After staying quiet and reserved all that day, and awake all that night, seeing again visions of conjuring and hellfire in his wife’s peaceful slumber, he confronted her the next morning. Concealing the stone statuette in his palm, he stole upon her while she was snapping out rugs on the back terrace. To his surprise, when he revealed the token of witchcraft, she—burst out laughing!

"Oh, aye, it’s something I had from Mother," she said, becoming more sober as she noticed his frightened gaze.

"Oh, then you’re not a witch! Though your mother must have been, for these things I found, feathers and whatnot, are sure signs of the craft. But you, poor innocent, have kept them as keepsakes!"

"Now what are you rambling on about, dear? As a matter of fact, I am a witch."

"You are...Theresa?" His worst fears realized, the cloth merchant stepped back into the doorway. His face had gone white as flour.

"Clarence, husband, surely you haven’t bought into all their horror-mongering talk about devils? It’s a simple thing, it’s nothing to do with the church, or—" As he looked as if he were about to flee the scene, she took a quick step and grabbed her husband in a rough embrace. "Come, dear, come sit down in the garden, I’ll explain how things are..."

Clarence, unwilling at first, let her lead him to a small stone bench near a hedge where they had often sat romantically in their early marriage. He heard her out, listened as she explained that Witchcraft, or Wica, as they called it, had nothing to do with Satan or the church, or even wishing ill on people. To Theresa, it was a nebulous philosophy involving oneness with nature. She could feel things in the currents of the air and the scent of the earth, in the coolness of river water and the red warmth of embers. Some signs she knew—a crow flying upriver, a spider web across the doorway—but not as much as others, and she had no knowledge of healing as others did. The simple rites she had followed as her mother had taught her, quietly and in secret. It was a natural part of her world, as it was for many women, continuous, handed down, eternal in an earthly way that menfolk could not comprehend.
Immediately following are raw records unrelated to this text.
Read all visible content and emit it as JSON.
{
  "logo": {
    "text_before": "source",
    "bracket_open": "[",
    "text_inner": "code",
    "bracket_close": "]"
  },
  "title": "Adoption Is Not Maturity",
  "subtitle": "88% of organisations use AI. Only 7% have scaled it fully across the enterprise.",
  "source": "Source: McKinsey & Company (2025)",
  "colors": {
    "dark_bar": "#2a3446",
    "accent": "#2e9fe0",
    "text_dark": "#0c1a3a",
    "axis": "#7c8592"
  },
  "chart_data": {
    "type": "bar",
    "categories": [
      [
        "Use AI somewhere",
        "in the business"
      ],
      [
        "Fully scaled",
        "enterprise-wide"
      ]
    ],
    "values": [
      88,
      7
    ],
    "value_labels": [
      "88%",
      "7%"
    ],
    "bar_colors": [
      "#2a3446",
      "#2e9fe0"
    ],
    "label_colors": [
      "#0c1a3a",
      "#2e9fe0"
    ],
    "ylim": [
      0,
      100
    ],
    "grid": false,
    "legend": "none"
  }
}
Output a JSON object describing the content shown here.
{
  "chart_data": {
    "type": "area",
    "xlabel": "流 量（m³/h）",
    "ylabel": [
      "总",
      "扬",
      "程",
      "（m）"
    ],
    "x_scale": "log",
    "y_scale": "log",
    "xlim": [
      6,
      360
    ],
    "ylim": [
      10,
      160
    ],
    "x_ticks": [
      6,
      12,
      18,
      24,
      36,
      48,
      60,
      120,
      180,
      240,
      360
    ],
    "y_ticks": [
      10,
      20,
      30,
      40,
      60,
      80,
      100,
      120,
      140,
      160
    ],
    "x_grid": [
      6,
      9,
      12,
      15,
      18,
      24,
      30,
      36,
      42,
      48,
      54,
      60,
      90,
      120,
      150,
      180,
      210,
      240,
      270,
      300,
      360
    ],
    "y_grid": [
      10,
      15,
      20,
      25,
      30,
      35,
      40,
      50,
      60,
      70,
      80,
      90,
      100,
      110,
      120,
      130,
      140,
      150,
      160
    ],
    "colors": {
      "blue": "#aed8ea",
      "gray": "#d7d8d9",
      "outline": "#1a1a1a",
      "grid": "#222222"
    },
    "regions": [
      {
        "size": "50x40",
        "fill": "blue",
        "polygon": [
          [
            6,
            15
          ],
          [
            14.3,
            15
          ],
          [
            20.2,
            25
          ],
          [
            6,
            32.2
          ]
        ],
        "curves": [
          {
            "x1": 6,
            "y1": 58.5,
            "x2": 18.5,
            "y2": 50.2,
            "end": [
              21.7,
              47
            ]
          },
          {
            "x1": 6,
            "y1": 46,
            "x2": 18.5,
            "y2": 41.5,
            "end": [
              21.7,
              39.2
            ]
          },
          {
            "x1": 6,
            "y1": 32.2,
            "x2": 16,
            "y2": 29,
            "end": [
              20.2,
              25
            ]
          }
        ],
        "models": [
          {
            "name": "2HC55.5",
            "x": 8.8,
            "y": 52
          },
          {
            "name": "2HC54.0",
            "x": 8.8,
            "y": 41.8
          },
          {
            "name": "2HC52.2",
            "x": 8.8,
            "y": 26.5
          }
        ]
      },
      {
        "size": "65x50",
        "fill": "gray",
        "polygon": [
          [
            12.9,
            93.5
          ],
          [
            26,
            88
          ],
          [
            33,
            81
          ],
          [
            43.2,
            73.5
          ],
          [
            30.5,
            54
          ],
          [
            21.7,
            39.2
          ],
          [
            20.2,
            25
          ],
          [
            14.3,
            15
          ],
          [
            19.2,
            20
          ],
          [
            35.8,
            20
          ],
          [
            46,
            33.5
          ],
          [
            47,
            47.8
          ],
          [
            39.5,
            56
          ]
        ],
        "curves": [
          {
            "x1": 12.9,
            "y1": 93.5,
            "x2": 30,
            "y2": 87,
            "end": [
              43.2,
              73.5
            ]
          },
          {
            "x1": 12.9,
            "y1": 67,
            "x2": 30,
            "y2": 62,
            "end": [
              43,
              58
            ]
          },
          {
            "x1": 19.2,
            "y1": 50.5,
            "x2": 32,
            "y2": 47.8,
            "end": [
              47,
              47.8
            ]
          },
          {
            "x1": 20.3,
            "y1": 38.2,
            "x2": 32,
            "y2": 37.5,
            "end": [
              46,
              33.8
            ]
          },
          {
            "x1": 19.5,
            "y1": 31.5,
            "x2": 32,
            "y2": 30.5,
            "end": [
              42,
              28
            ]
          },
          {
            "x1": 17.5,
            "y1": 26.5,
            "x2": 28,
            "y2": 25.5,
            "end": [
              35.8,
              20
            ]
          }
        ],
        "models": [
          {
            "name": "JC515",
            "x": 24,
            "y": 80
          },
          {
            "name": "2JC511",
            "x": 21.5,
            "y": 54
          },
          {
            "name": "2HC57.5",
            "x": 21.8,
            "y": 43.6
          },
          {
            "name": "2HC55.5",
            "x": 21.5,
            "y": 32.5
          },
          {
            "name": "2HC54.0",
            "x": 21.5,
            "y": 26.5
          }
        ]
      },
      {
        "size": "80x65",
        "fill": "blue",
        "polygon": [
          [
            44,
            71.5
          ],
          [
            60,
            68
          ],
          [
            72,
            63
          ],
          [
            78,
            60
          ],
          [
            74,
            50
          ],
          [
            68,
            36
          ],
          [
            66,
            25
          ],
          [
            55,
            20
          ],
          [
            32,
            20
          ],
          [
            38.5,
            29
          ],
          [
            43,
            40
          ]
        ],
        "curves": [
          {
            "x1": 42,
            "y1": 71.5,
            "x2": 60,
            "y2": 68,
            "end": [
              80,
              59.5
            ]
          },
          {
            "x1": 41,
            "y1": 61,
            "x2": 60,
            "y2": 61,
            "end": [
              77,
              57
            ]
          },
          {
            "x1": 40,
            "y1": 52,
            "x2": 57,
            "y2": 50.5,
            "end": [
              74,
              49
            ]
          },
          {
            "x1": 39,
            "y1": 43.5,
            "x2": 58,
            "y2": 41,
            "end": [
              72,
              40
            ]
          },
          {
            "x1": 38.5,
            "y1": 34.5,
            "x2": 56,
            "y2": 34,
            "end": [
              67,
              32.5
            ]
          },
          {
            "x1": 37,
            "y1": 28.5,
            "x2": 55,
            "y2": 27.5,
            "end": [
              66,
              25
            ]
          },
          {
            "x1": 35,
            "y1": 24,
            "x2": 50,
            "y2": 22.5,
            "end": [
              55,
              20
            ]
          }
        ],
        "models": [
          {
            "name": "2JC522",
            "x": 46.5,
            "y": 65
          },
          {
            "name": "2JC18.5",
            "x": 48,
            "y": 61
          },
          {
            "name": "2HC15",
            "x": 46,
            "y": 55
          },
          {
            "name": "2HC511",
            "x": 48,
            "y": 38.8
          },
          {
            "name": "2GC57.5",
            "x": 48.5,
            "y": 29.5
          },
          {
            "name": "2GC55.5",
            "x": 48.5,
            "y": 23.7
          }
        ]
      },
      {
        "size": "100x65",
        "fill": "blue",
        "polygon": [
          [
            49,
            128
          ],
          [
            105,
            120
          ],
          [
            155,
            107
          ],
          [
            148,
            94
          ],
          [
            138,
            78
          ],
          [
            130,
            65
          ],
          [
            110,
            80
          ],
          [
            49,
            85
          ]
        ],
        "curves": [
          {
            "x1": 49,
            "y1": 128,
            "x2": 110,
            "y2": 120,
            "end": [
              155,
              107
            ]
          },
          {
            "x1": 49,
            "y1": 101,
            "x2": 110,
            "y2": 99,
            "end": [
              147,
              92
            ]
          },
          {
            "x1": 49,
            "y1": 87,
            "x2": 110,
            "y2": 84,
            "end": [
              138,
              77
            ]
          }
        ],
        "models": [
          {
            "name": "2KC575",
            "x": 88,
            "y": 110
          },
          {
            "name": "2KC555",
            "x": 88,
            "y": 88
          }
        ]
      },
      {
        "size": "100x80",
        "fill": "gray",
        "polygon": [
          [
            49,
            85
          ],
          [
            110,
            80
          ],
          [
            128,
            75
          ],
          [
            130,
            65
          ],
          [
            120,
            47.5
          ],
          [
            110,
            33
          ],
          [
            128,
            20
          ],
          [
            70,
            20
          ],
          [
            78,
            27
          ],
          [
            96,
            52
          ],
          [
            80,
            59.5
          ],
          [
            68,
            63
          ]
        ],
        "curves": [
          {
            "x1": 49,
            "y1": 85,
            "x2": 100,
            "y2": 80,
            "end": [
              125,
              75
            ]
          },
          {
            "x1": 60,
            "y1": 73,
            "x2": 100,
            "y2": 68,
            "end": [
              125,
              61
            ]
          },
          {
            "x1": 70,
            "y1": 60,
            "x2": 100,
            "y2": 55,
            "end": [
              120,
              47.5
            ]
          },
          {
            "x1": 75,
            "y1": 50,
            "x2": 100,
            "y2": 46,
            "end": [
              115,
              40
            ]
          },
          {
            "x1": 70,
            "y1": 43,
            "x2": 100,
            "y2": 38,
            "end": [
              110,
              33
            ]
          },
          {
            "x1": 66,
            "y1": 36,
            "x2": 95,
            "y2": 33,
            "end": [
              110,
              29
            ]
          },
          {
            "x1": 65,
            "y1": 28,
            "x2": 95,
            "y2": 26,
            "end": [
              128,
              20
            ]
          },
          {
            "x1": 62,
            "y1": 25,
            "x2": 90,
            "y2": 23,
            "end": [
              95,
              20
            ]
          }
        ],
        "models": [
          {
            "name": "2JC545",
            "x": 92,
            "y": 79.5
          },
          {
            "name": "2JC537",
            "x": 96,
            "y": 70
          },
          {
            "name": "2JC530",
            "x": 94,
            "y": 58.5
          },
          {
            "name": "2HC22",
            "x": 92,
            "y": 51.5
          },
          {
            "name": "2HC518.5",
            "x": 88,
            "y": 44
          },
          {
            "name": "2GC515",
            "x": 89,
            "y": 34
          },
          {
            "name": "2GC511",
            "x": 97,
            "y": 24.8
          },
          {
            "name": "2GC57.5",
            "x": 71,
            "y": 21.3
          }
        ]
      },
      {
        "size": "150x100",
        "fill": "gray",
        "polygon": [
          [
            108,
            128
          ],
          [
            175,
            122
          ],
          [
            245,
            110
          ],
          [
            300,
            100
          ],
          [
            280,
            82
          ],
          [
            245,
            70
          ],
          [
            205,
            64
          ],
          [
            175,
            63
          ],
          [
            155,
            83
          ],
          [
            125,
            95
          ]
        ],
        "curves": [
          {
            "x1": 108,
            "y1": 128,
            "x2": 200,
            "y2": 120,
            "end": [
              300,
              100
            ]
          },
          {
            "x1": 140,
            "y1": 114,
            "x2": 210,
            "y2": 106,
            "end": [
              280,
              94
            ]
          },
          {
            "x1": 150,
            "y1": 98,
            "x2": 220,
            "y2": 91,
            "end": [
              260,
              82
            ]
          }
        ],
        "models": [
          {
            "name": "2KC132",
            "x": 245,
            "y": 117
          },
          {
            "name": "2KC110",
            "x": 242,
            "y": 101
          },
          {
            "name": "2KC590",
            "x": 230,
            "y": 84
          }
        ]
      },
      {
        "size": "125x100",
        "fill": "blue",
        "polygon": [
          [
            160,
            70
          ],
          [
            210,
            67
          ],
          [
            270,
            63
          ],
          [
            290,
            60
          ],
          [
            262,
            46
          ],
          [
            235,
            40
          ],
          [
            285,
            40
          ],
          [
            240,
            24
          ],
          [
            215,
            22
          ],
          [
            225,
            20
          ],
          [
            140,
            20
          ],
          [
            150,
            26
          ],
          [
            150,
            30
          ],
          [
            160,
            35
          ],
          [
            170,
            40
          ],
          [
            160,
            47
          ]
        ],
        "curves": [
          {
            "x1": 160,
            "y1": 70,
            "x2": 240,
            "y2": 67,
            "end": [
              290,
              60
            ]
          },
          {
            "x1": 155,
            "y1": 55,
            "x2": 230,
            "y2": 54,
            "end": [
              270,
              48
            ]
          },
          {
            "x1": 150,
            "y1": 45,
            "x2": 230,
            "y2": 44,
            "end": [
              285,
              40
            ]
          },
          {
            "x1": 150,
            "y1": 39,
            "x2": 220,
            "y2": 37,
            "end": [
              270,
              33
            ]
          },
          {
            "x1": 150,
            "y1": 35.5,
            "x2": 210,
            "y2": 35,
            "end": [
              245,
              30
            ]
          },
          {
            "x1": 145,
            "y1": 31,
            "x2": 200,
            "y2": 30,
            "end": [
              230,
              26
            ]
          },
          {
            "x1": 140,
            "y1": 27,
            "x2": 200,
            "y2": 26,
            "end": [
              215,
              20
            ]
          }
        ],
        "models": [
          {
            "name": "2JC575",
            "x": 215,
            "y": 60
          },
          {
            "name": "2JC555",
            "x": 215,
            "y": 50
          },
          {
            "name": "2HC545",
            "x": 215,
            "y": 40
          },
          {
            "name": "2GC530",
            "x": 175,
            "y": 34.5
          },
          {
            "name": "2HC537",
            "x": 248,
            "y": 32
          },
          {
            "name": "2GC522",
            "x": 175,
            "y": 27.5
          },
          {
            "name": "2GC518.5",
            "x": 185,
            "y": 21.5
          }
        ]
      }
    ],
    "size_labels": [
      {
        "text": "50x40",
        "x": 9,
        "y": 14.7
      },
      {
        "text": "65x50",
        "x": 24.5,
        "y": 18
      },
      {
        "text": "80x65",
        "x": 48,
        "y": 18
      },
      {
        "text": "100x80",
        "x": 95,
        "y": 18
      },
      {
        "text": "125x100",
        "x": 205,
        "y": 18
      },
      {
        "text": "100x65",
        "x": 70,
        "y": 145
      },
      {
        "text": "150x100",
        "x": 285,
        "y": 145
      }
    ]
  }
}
"Well. Yes. I see." Clarence clasped and unclasped his hands from time to time, and looked contemplative. "But what are we to do?" he sighed, looking down at his feet.

"Pretend we never found anything yesterday afternoon in the attic?" she asked hopefully, her voice not entirely devoid of humor.

"Terry, no," he replied. "I should by law inform the aldermen, but by God, I just don’t have the heart to. You wouldn’t hurt folk, then?"

"Cross my heart, dear husband."

"Then perhaps we could just sort of throw this paraphernalia out and—"

"Clarence..."

The merchant had heard this tone in his wife’s voice before; now it told him that dispute was futile. He took a swift breath and looked over her head at the sky.

"Actually, dear, I didn’t go up into the attic at all yesterday," he replied, getting up and walking heavily towards his shop, leaving the little figurine on the bench behind him.

The next few days, there was hardly a word between husband and wife. Laborers and craftsmen at the weaving and dying works commented on the startled appearance of their employer. He seemed dazed and ruffled, as if he had just weathered a great sea storm. He talked with animals—his horse and his faithful spaniel bitch—more than usual, and with people less. But by and by his domestic relations gravitated to normality, and his work resumed its prominence in his life. After a time, he even thought of the incident with some humor, and call his wife —in the privacy of their room late at night, when no servant could possibly overhear them—"my saucy little witch."